6. The electrical connector of claim 1, wherein: the contact position of the clamping part and the pin is different from the contact position of the abutting part and the pin in height.

7. The electrical connector of claim 6, wherein: the contact position of the clamping part and the pin is higher than that of the abutting part and the pin.

8. The electrical connector of claim 1, wherein: the base part is provided with a through hole and two hook parts positioned on two opposite sides of the through hole, the second arm is formed by extending downwards from the upper end of the through hole, the body is provided with a limiting groove corresponding to each hook part and upwards penetrates through the upper surface of the body, and the bottom surface of the limiting groove is positioned under the hook parts and used for limiting the downward movement of the terminal.

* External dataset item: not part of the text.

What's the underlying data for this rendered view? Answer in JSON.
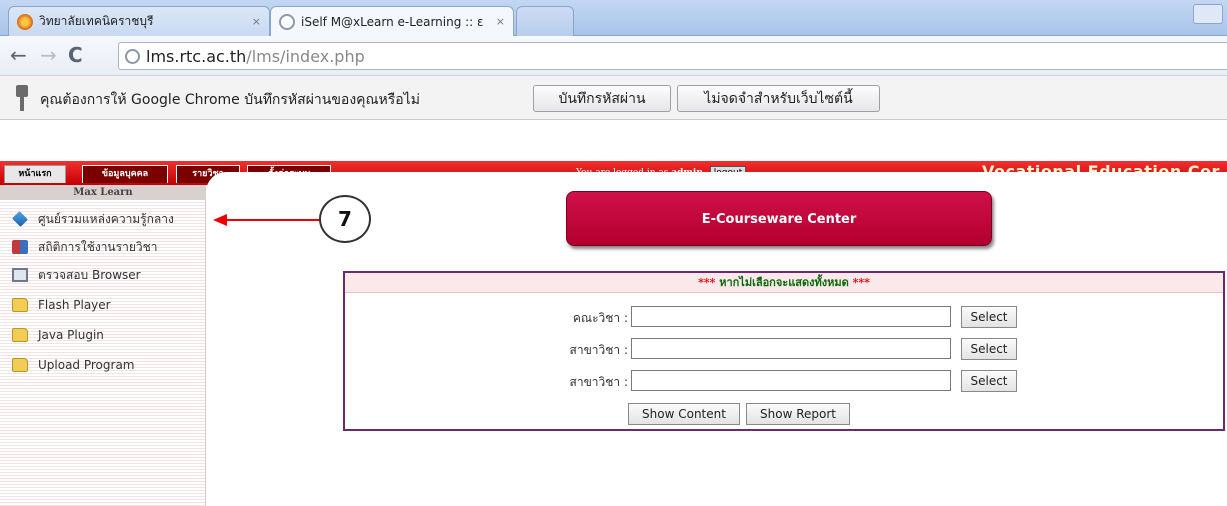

9. The electrical connector of claim 1, wherein: the two convex parts are formed by extending from the left side and the right side of the base part along the left-right direction and then extending upwards, and are matched with the accommodating holes to limit the movement of the terminals.

10. The electrical connector of claim 9, wherein: the lateral margin of one of the two convex parts is provided with a bulge which is in interference fit with the containing hole, and the lateral margin of the other convex part is a straight line.